At this stage it would appear – at least so far as Tier 2 is concerned - that a cap which permits more applications to be granted than have been issued anyway is a misnomer.  But the UKBA announcement also says that Tier 2 Migrants will be restricted to jobs "at graduate level" – a further restriction on a route which currently doesn't generate numbers of migrants anywhere near the level at which it is to be capped.

As we reported the MAC emphasised that the Coalition government's declared aim of reducing net annual migration to the "tens of thousands" couldn't be achieved by limiting Tiers 1 and 2 alone.  It indicated that the government might have to look at migration by people joining their families in the UK, and by people coming to study.

There is no reference to any review of the first of these suggested areas of focus – perhaps unsurprisingly because of the UK's commitment to upholding human rights, including the right to family life.

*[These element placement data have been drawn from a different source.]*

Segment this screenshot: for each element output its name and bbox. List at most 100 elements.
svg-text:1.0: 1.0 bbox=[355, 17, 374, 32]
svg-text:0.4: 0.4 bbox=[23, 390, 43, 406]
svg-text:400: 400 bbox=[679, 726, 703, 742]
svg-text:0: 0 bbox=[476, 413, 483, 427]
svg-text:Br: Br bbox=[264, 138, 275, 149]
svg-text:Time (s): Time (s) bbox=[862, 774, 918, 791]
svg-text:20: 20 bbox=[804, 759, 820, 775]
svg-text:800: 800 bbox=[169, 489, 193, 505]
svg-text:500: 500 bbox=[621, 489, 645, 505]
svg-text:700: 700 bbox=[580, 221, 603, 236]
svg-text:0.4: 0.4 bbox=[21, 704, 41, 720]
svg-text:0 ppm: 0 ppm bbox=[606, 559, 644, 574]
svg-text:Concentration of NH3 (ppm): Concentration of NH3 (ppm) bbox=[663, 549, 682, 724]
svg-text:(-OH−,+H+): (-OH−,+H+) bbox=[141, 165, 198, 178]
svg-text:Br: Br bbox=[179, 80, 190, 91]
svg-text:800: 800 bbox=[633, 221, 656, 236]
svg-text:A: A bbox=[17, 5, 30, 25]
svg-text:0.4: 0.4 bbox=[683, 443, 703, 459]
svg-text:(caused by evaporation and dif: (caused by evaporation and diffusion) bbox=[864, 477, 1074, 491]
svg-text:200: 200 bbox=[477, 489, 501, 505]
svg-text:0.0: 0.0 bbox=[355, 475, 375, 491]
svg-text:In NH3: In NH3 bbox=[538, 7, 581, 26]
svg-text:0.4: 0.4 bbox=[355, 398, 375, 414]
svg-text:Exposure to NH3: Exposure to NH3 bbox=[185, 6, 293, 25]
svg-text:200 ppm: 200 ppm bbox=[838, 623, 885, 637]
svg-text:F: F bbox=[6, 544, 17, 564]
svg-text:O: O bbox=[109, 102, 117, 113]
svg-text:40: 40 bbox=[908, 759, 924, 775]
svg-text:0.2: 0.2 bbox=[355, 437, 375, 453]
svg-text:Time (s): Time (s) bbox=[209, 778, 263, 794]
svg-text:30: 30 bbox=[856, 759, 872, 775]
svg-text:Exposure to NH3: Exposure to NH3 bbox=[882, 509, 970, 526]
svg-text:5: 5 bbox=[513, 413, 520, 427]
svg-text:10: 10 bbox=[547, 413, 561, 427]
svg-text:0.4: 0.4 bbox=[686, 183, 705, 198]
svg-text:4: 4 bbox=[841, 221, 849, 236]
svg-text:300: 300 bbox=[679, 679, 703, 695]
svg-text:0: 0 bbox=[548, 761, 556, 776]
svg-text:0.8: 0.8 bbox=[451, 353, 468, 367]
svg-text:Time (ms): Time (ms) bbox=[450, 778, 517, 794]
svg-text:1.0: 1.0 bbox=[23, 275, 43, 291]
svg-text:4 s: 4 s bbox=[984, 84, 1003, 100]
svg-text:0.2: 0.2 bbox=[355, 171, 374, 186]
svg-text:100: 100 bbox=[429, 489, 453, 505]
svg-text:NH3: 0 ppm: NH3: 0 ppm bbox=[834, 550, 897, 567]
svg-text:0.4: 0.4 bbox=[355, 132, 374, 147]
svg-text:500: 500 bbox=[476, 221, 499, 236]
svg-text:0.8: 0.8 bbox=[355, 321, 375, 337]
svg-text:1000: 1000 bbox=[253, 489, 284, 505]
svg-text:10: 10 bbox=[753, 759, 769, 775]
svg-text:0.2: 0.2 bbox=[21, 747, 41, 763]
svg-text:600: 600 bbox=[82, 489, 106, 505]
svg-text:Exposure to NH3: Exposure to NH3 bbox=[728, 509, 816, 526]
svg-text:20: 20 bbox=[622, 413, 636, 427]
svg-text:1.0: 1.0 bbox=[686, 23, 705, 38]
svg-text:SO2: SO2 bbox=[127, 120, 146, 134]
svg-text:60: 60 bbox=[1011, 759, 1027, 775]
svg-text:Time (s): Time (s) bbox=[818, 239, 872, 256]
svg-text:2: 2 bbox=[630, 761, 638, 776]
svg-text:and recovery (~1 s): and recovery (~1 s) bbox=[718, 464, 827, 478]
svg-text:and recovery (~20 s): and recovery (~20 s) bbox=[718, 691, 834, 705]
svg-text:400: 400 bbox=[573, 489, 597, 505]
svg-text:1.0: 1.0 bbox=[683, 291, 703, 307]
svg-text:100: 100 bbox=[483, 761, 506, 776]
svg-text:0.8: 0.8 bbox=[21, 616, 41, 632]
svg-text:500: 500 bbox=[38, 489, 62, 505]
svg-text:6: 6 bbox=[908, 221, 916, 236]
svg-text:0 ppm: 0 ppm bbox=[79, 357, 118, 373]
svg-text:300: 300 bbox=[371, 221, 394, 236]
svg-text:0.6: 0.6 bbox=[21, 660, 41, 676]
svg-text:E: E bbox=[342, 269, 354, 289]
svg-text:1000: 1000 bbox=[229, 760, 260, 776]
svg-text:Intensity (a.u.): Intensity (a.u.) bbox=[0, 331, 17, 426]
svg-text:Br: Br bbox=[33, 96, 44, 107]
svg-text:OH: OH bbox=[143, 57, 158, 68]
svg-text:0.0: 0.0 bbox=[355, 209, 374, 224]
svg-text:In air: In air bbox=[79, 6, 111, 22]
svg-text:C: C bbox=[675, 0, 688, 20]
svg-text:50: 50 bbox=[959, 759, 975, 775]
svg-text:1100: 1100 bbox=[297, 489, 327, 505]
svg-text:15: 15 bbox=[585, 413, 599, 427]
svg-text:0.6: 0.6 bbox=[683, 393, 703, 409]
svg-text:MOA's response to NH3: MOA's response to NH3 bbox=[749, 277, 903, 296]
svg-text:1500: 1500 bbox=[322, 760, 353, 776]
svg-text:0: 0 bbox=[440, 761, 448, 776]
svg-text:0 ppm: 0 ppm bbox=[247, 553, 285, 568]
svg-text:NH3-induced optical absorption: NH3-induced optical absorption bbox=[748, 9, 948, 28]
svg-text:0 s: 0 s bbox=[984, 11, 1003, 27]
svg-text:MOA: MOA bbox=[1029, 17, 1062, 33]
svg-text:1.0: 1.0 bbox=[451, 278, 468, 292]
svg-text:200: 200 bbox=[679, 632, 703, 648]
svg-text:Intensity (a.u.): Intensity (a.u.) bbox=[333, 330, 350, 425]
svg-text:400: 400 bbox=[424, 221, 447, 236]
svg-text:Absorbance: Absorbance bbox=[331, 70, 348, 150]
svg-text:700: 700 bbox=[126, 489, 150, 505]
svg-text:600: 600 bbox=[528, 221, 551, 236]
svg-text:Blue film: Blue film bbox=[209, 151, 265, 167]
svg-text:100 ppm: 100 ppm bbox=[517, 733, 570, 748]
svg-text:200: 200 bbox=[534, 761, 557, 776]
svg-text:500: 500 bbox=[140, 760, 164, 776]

However the UKBA has announced that a consultation will be launched before the end of 2010 which will seek views on how the numbers of students coming to the UK can be reduced.

It is to be hoped that the Court of Appeal's observation in GOO v Secretary of State for the Home Department [2008] EWCA Civ 747 will inform that consultation:

"... it is relevant to recall that the admission of foreign nationals to study here is not an act of grace. Not only does it help to maintain English as the world's principal language of commerce, law and science; it furnishes a source of revenue (at rates which, by virtue of an exemption from the Race Relations Act 1976, substantially exceed those paid by home students) of frequently critical budgetary importance to the United Kingdom's universities and colleges as well as to many independent schools."